İranlı seçmenler isteksiz
14 Haziran 2005İranlılar aslında kolayca harekete geçirilebilen bir ulus. Konu futbol olunca hele işiniz daha da kolay. Örneğin, geçen hafta İran’ın Bahreyn’i 1- 0 yenip, dünya şampiyonasına katılma hakkı elde etmesinin ardından tüm ülke ayaktaydı. Başörtüsü zorunluluğundan içki yasağına kadar Tahran sokaklarında her yasak çiğnendi.
İran’daki futbol coşkusu yaklaşan seçimler nedeniyle politikacılara malzeme oldu. Dini liderlerin havai fişek gösterilerinden, cumhurbaşkanlığı seçimleri adaylarının milli takım oyuncularına gönderdikleri kutlama mesajlarına televizyonlardaki reklamlara kadar, halkın milliyetçilik duyguları pohpohlandı. Buna rağmen birçok seçmen sandığa gitmeye pek de istekli görünmüyor.
Seçmenler oy kullanmaya istekli değil
Bunlardan biri de bu yıl ilk kez oy kullanma hakkında sahip olan Tahranlı Yasemin.

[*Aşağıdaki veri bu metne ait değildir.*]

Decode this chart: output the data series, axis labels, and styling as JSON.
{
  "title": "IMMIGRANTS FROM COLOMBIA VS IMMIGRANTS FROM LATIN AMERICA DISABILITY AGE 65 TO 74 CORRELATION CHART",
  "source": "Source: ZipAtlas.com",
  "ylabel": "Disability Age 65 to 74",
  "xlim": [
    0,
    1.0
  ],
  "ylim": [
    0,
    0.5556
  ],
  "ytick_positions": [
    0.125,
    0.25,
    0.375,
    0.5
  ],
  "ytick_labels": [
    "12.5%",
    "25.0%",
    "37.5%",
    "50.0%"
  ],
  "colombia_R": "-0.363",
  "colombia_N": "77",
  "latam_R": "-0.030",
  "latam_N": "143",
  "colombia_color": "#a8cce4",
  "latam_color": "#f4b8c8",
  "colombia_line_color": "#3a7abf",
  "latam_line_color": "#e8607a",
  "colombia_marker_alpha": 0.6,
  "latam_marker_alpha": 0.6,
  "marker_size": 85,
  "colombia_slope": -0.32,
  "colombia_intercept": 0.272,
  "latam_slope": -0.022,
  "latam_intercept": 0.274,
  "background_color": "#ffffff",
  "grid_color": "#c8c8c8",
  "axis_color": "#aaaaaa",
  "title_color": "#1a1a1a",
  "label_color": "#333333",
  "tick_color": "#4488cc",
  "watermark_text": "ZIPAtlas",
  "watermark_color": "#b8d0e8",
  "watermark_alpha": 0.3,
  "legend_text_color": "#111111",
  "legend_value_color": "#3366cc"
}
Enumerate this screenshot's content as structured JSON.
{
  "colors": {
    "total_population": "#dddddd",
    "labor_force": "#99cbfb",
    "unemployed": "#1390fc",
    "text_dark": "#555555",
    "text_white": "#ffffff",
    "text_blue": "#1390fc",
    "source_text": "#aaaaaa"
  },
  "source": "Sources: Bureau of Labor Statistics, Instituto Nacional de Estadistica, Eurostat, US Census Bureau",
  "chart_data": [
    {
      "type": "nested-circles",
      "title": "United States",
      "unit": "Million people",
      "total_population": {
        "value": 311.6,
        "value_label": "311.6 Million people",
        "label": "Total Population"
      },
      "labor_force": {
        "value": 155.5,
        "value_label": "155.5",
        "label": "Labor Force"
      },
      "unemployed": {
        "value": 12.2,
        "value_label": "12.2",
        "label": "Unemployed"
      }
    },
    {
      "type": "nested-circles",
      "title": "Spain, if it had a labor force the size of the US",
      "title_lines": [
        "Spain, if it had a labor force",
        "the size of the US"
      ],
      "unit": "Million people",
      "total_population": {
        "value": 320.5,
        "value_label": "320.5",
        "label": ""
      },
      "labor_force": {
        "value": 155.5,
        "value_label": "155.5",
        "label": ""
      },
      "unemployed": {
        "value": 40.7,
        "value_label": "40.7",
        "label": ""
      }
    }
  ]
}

Yasemin, “Politikacılar çok sözler veriyor, ancak hepsi boş. Son yıllara baktığınızda sözlerin hiç birinin yerine getirilmediğini görüyorsunuz. Neden seçimlere gideyim ki, gitsem de bir şey değişmeyecek” diye konuşuyor.
Sadece Yasemin değil, birçok İranlı seçimlere gitme konusunda tereddütlü. Bunda, adaylardan çoğunun Devrim Koruyucuları Konseyi tarafından seçimlerden men edilmesinin etkisi büyük. Mesela hiçbir kadın adaya izin verilmediği gibi, diğer adaylardan da sadece 8’i cumhurbaşkanlığı adaylığına layık görüldü.
Amerikan karşıtlığı
İranlılar ülkedeki asıl gücün dini liderlerde olduğu çok iyi biliyor. İran’da Cuma günü düzenlenecek seçimlere katılımın yüzde 50’den fazla olması gerekiyor, aksi takdirde seçimlerin meşruluğuna uluslararası platformda şüpheyle bakılacak. Bu nedenle, son söz yetkisini elinde bulunduran Ayetullah Hamaney Amerikan karşıtı çizgiye oynuyor:
“Düşmanlarımız İran’daki seçimlerin, halk için önemi olmadığı yönünde bir izlenim yaratmaya çalışıyor. Peki bunu neden yapıyorlar, çünkü seçimlere yoğun katılım işlerine gelmiyor. Ülkemizdeki seçimler, İran İslam Cumhuriyeti’nin hem islam aleminde hem de tüm dünyadaki imajını belirliyor.”